TASS National Director, Guy Taylor, said: “We’re delighted to be awarding TASS Dual Career Accreditation to the first colleges and universities to complete the commitment process.
“Dual career support is at the forefront of what TASS does and that’s why the Accreditation Scheme is so important for us in recognising those institutions who place precedence on their athletes’ education too.
“We hope that the academic flexibility policies put into place for the accreditation will begin to develop an effective and lasting dual career structure within each institution.
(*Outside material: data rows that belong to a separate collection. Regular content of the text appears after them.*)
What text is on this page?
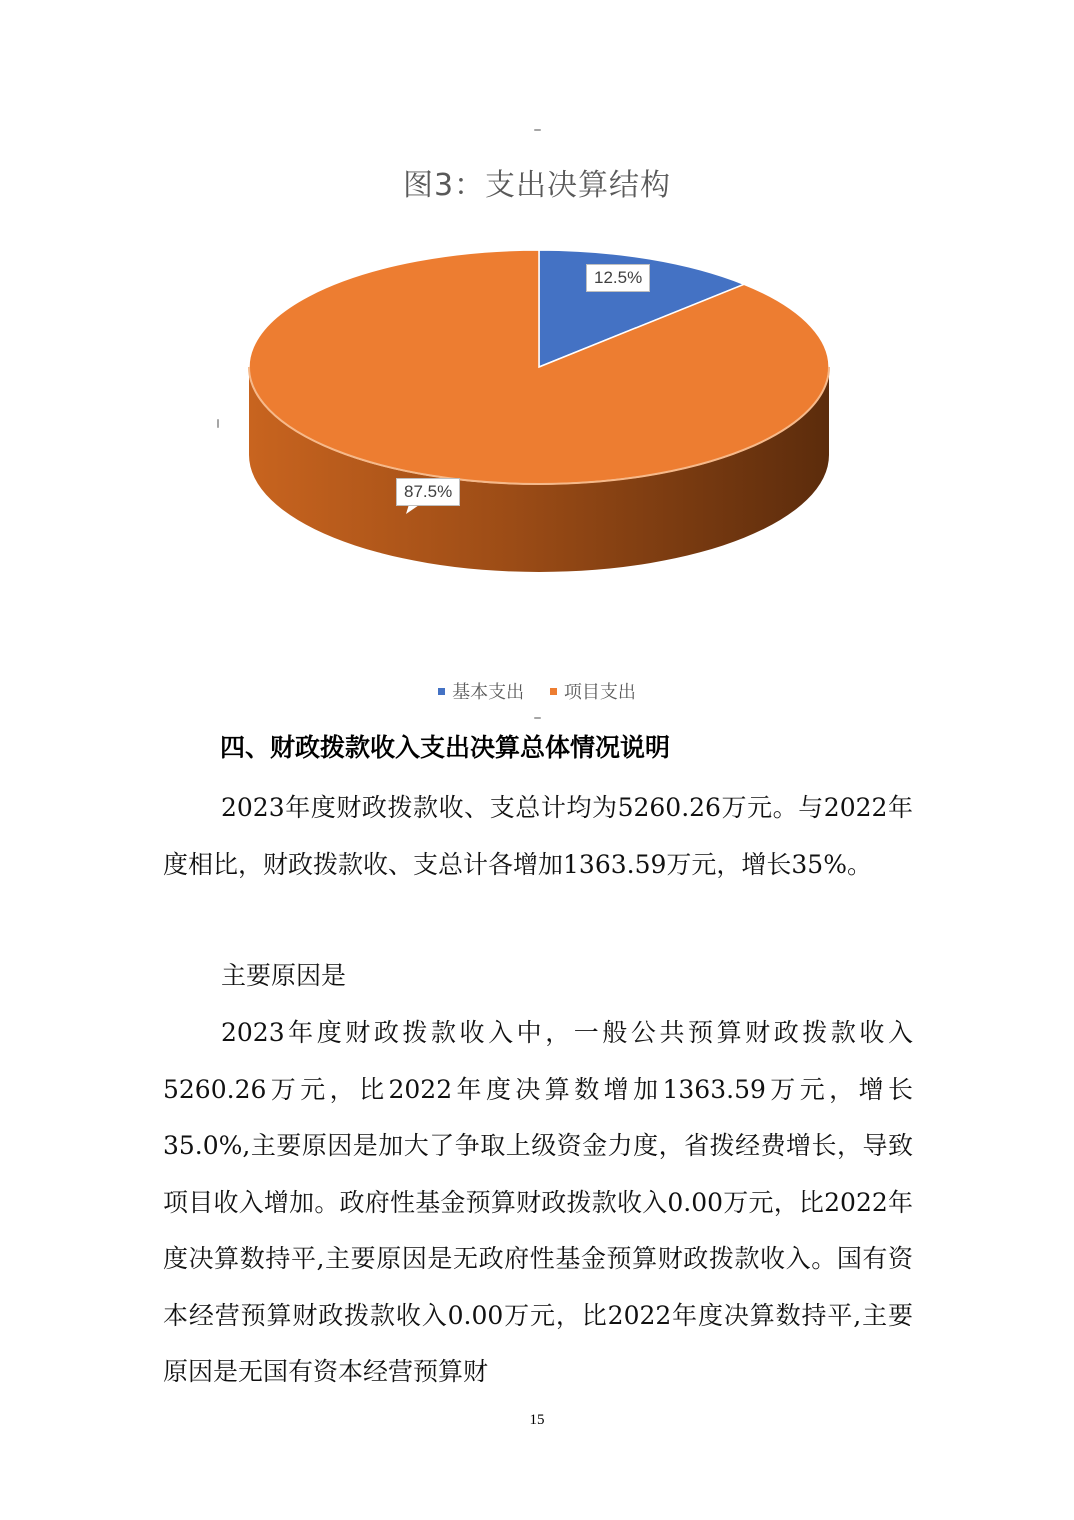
图3：支出决算结构
12.5%
87.5%
基本支出 项目支出
四、财政拨款收入支出决算总体情况说明
2023年度财政拨款收、支总计均为5260.26万元。与2022年度相比，财政拨款收、支总计各增加1363.59万元，增长35%。
主要原因是
2023年度财政拨款收入中，一般公共预算财政拨款收入5260.26万元，比2022年度决算数增加1363.59万元，增长35.0%,主要原因是加大了争取上级资金力度，省拨经费增长，导致项目收入增加。政府性基金预算财政拨款收入0.00万元，比2022年度决算数持平,主要原因是无政府性基金预算财政拨款收入。国有资本经营预算财政拨款收入0.00万元，比2022年度决算数持平,主要原因是无国有资本经营预算财
15
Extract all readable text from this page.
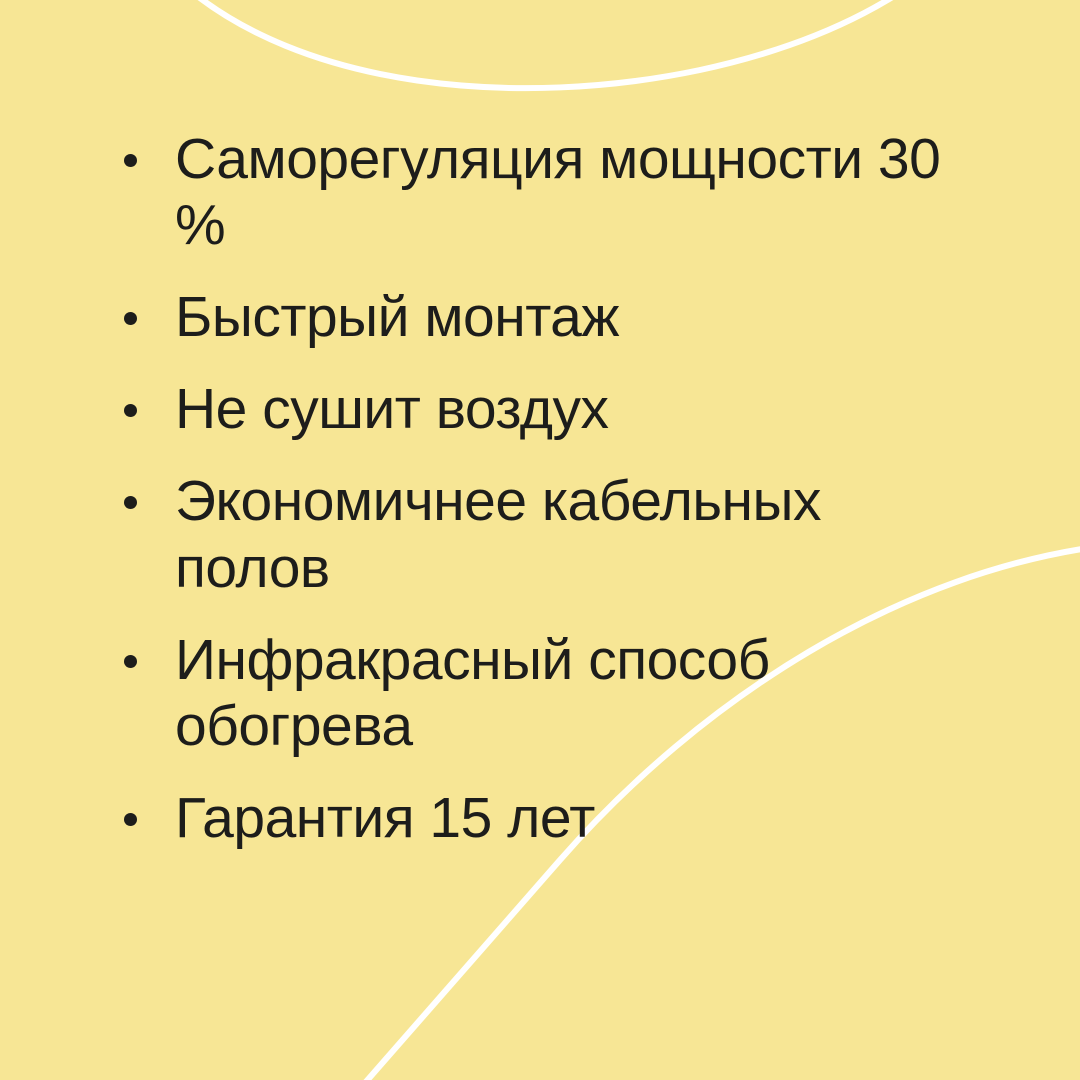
Саморегуляция мощности 30 %
Быстрый монтаж
Не сушит воздух
Экономичнее кабельных полов
Инфракрасный способ обогрева
Гарантия 15 лет
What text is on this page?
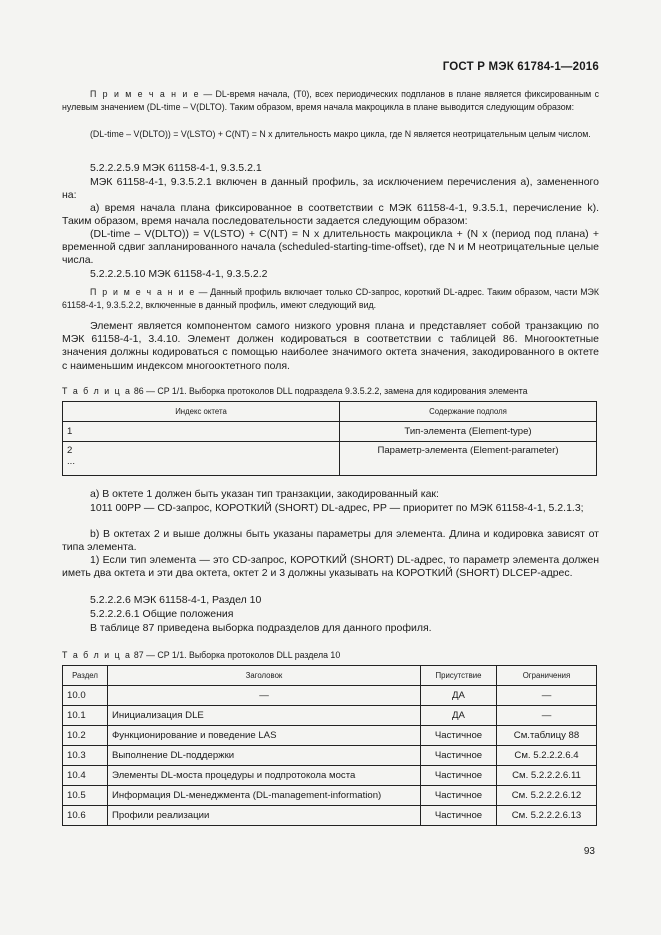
ГОСТ Р МЭК 61784-1—2016

П р и м е ч а н и е — DL-время начала, (T0), всех периодических подпланов в плане является фиксированным с нулевым значением (DL-time – V(DLTO). Таким образом, время начала макроцикла в плане выводится следующим образом:

(DL-time – V(DLTO)) = V(LSTO) + C(NT) = N x длительность макро цикла, где N является неотрицательным целым числом.

5.2.2.2.5.9 МЭК 61158-4-1, 9.3.5.2.1

МЭК 61158-4-1, 9.3.5.2.1 включен в данный профиль, за исключением перечисления а), замененного на:

а) время начала плана фиксированное в соответствии с МЭК 61158-4-1, 9.3.5.1, перечисление k). Таким образом, время начала последовательности задается следующим образом:

(DL-time – V(DLTO)) = V(LSTO) + C(NT) = N x длительность макроцикла + (N x (период под плана) + временной сдвиг запланированного начала (scheduled-starting-time-offset), где N и M неотрицательные целые числа.

5.2.2.2.5.10 МЭК 61158-4-1, 9.3.5.2.2

П р и м е ч а н и е — Данный профиль включает только CD-запрос, короткий DL-адрес. Таким образом, части МЭК 61158-4-1, 9.3.5.2.2, включенные в данный профиль, имеют следующий вид.

Элемент является компонентом самого низкого уровня плана и представляет собой транзакцию по МЭК 61158-4-1, 3.4.10. Элемент должен кодироваться в соответствии с таблицей 86. Многооктетные значения должны кодироваться с помощью наиболее значимого октета значения, закодированного в октете с наименьшим индексом многооктетного поля.

Т а б л и ц а 86 — CP 1/1. Выборка протоколов DLL подраздела 9.3.5.2.2, замена для кодирования элемента
Индекс октета	Содержание подполя
1	Тип-элемента (Element-type)

2
...	Параметр-элемента (Element-parameter)

а) В октете 1 должен быть указан тип транзакции, закодированный как:

1011 00PP — CD-запрос, КОРОТКИЙ (SHORT) DL-адрес, PP — приоритет по МЭК 61158-4-1, 5.2.1.3;

b) В октетах 2 и выше должны быть указаны параметры для элемента. Длина и кодировка зависят от типа элемента.

1) Если тип элемента — это CD-запрос, КОРОТКИЙ (SHORT) DL-адрес, то параметр элемента должен иметь два октета и эти два октета, октет 2 и 3 должны указывать на КОРОТКИЙ (SHORT) DLCEP-адрес.

5.2.2.2.6 МЭК 61158-4-1, Раздел 10

5.2.2.2.6.1 Общие положения

В таблице 87 приведена выборка подразделов для данного профиля.

Т а б л и ц а 87 — CP 1/1. Выборка протоколов DLL раздела 10
Раздел	Заголовок	Присутствие	Ограничения
10.0	—	ДА	—
10.1	Инициализация DLE	ДА	—
10.2	Функционирование и поведение LAS	Частичное	См.таблицу 88
10.3	Выполнение DL-поддержки	Частичное	См. 5.2.2.2.6.4
10.4	Элементы DL-моста процедуры и подпротокола моста	Частичное	См. 5.2.2.2.6.11
10.5	Информация DL-менеджмента (DL-management-information)	Частичное	См. 5.2.2.2.6.12
10.6	Профили реализации	Частичное	См. 5.2.2.2.6.13
93
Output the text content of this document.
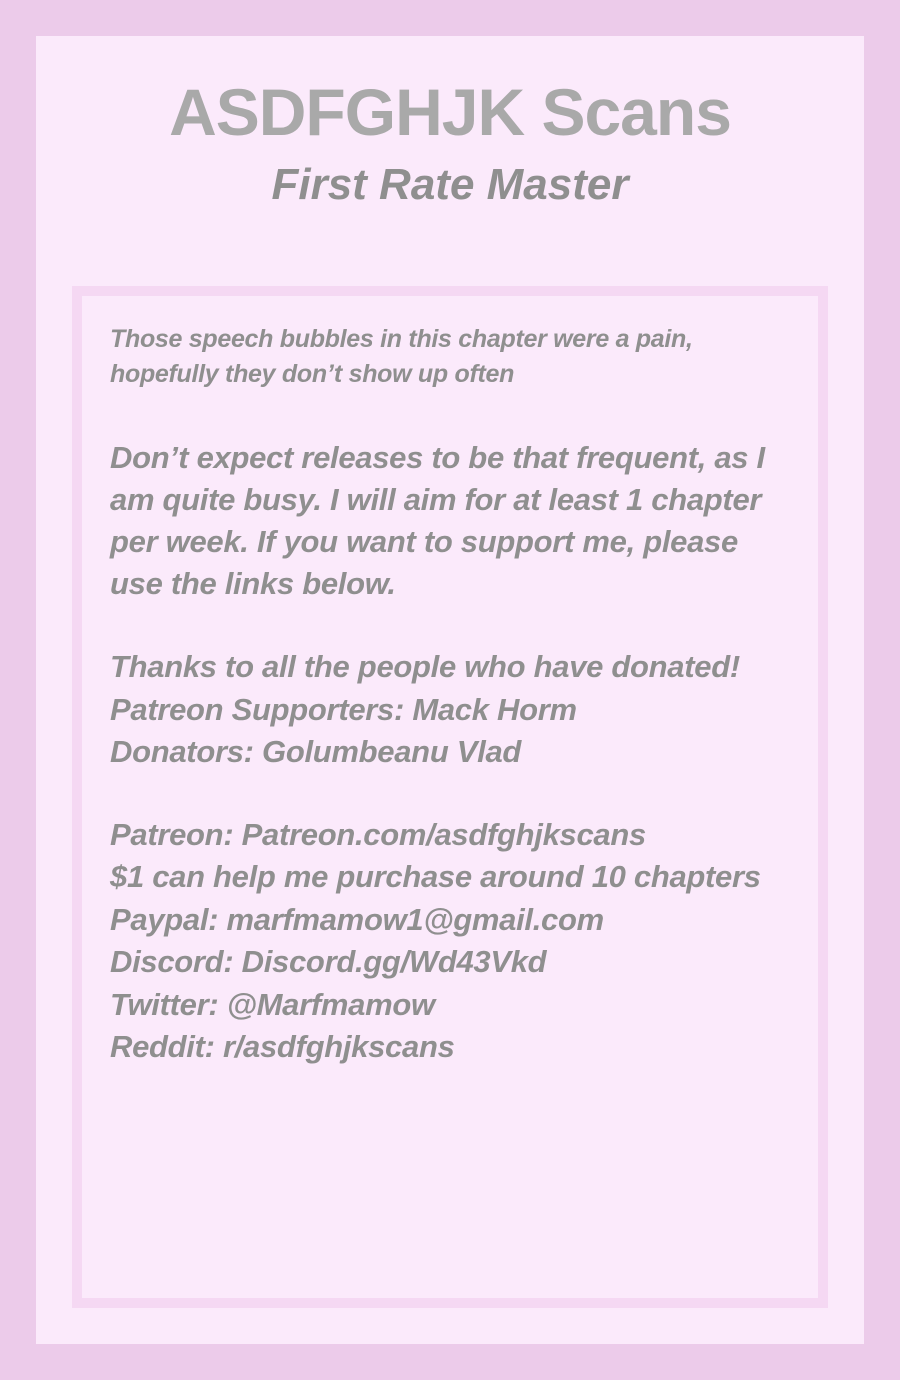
ASDFGHJK Scans
First Rate Master

Those speech bubbles in this chapter were a pain, hopefully they don’t show up often

Don’t expect releases to be that frequent, as I am quite busy. I will aim for at least 1 chapter per week. If you want to support me, please use the links below.

Thanks to all the people who have donated!

Patreon Supporters: Mack Horm

Donators: Golumbeanu Vlad

Patreon: Patreon.com/asdfghjkscans

$1 can help me purchase around 10 chapters

Paypal: marfmamow1@gmail.com

Discord: Discord.gg/Wd43Vkd

Twitter: @Marfmamow

Reddit: r/asdfghjkscans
“Congratulations to the first four Dual Career Accredited Centres and we look forward to working alongside many more outstanding colleges and universities in the near future.”
Sport England’s Director of Sport, Phil Smith added:
“Our future sporting champions shouldn’t have to choose between getting an education and excelling at their sport, but they are at risk of dropping out of one of them if they don’t get the right support.
“Since 2004, over 6,000 athletes have been supported via the Sport England-funded TASS scheme, 98 of whom went on to compete at the Rio Olympics.
“We’re excited we can now offer education institutions the opportunity to become a TASS Dual Career Accredited Centre, so they can access training and resources to help provide practical dual career support for athletes.”